API_USERNAME="=API_USERNAME="
# High-confidence block words
BLOCK_WORDS=(
"customer service number"
"contact number"
"support number"
"refund phone number"
"toll free"
"24/7 support"
"helpline"
"call us"
"live representative"
"technical support"
"lufthansa"
"royal caribbean"
"coinbase"
"robinhood"
"reservation number"
"booking number"
"flight cancellation"
"name change fee"
"║"
"⇆"
"★"
"®️"
"™️"
)
# Medium-risk flag words
FLAG_WORDS=(
"customer service"
"customer support"
"support team"
"help desk"
"hotline"
"agent"
"representative"
"contact us"
"phone support"
"service center"
)
# Require-approval words
REQUIRE_APPROVAL_WORDS=(
"urgent"
"immediate action"
"act now"
"limited time"
"exclusive offer"
"approve this"
"verify account"
)
# Function to send words in batch
add_words () {
local ACTION="$1"
shift
local WORDS=("$@")
# Build words[] parameters
local DATA=""
for w in "${WORDS[@]}"; do
DATA+="words%5B%5D=$(printf '%s' "$w" | jq -s -R -r @uri)&"
done
DATA+="replacement=&action_key=${ACTION}&case_sensitive=false&html=false"
echo "Uploading ${ACTION} words..."
curl -s -X POST "${DISCOURSE_URL}/admin/customize/watched_words.json" \
-H "Api-Key: ${API_KEY}" \
-H "Api-Username: ${API_USERNAME}" \
-H "Content-Type: application/x-www-form-urlencoded" \
--data "$DATA"
echo -e "\nDone."
}
# Upload block words
add_words "block" "${BLOCK_WORDS[@]}"
# Upload flag words
add_words "flag" "${FLAG_WORDS[@]}"
# Upload require-approval words
add_words "require_approval" "${REQUIRE_APPROVAL_WORDS[@]}"
EOF
# Make the script executable
chmod +x upload_watched_words_full.sh
echo "Script 'upload_watched_words_full.sh' created and made executable."
The bots we had a few years back were posting gibberish like dhfhstyhjfhhr as the topic title to spawn threads and get past the keyword filter, then it would edit it to the real “best online casinos” spam message.
תודה ג’יי, סקריפט מעולה, תודה שיצרת אותו. האם מישהו שהשתמש בו מצא שהוא עבד - מבחינת הפתרון העוקף של ‘עריכת פוסטים’? האם הבוטים עורכים את הפוסטים או פשוט שולחים את הטקסט ישירות?
I don’t know, but if that’s problem, you could change settings so that some users can’t edit posts ( Edit post allowed groups), perhaps by requiring TL2 and adjusting settings to make it easier/harder to get to tl2.
For regular users, especially new ones, not being able to edit a post probably isn’t that big a deal, and may not even be something they expect.

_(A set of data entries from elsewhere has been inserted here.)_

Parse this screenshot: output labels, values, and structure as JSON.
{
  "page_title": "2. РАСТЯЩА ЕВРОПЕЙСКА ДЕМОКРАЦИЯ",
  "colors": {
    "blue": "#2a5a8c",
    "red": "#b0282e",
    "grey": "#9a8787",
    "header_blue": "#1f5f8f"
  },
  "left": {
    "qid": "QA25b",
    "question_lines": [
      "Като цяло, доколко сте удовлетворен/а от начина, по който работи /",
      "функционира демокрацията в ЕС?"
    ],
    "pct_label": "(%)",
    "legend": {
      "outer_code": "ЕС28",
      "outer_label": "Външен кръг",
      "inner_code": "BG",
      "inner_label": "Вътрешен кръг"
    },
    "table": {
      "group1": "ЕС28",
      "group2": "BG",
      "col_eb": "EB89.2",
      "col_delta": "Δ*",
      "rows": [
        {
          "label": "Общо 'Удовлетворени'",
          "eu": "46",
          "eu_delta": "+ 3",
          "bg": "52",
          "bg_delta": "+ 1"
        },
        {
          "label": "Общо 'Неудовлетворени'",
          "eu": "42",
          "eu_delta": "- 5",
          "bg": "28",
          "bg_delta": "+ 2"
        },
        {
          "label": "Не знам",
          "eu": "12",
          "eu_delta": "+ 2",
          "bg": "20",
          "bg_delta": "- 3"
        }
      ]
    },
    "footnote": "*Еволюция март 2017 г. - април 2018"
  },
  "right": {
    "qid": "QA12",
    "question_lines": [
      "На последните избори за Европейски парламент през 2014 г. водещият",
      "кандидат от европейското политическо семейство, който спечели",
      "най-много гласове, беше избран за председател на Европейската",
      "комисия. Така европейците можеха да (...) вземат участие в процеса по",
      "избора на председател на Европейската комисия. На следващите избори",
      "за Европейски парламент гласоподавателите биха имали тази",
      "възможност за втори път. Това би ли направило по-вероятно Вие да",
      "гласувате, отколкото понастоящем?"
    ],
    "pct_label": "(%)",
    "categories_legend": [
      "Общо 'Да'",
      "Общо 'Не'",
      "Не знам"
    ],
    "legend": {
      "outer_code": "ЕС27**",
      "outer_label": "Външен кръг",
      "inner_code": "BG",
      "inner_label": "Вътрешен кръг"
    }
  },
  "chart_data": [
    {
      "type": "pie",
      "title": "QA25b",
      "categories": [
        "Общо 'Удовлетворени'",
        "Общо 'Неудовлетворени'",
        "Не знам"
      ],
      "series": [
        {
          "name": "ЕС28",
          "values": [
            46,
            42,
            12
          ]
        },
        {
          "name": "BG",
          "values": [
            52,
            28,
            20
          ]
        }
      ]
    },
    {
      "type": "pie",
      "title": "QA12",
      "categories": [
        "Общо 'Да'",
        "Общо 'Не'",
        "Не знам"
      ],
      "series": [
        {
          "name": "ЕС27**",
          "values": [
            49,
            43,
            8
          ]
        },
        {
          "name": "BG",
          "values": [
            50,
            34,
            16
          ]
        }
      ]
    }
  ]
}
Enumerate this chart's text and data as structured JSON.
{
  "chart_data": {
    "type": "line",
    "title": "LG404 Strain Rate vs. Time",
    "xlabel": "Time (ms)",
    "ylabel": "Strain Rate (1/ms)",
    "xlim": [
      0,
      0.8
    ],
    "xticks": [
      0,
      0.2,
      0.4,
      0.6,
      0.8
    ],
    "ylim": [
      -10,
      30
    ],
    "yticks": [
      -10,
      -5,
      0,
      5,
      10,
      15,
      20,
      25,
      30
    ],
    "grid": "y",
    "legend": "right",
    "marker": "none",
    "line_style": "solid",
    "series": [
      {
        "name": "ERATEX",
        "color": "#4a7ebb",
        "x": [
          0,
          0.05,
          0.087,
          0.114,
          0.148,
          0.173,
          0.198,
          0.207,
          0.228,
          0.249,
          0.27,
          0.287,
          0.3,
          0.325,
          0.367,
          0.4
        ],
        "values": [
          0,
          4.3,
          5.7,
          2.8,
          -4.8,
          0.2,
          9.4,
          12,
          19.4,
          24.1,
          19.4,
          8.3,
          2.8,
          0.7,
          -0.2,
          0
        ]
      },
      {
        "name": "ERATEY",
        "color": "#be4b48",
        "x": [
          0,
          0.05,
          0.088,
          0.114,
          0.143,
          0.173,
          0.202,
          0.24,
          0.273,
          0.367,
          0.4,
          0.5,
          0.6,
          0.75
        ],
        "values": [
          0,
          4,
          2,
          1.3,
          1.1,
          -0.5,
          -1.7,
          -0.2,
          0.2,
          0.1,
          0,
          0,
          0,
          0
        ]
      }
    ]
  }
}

Looks like it was initially just garbage and then edited to spam, this would have circumvented Watched Words as far as I understand it.
Given that post edits from innocuous gibberish to spam are becoming part of the modus operandi of bots in their efforts to thwart spam filters, does the Discourse team think tl_0 should by default not be able to edit posts?
Oh for sure it would. However although it’s not super expensive it is a bit of a pain to have to set up AI on every Discourse to repel spam. Many of my forums would not need it (or want it) for any of the other quite useful Discourse AI features.
הפתרון כאן אינו למנוע מ-tl0 או מכל קבוצה אחרת לערוך פוסטים.
הפתרון הוא לוודא שעריכת פוסט אינה עוקפת הגנות כלשהן באתר. פוסט ערוך יכול (כפי שראינו) להכיל ספאם, שנאה, או התנהגויות לא רצויות אחרות. אם פוסטים ערוכים עוקפים מילים במעקב ומסננים אחרים, זה בהחלט יהפוך לגישה סטנדרטית לא רק עבור בוטים אלא גם עבור בני אדם שרוצים לעקוף הגנות באתר.
יש שאלה לגבי מה משמעות הדבר עבור סוגים מסוימים של מילים במעקב שיחולו על עריכה. אבל ברור גם שהמגבלה הזו מפחיתה מאוד את הערך של מילים במעקב.
הייתי מצפה שיהיה מועיל להציע מפרט לגבי מה בדיוק אמור לקרות עבור כל סוג במקרה של עריכה; זה יהפוך את בקשת התכונה ליותר ניתנת לפעולה. לא עשיתי את העבודה הזו, למרות שבזבזתי זמן מדי פעם על חשיבה על מקרים ספציפיים.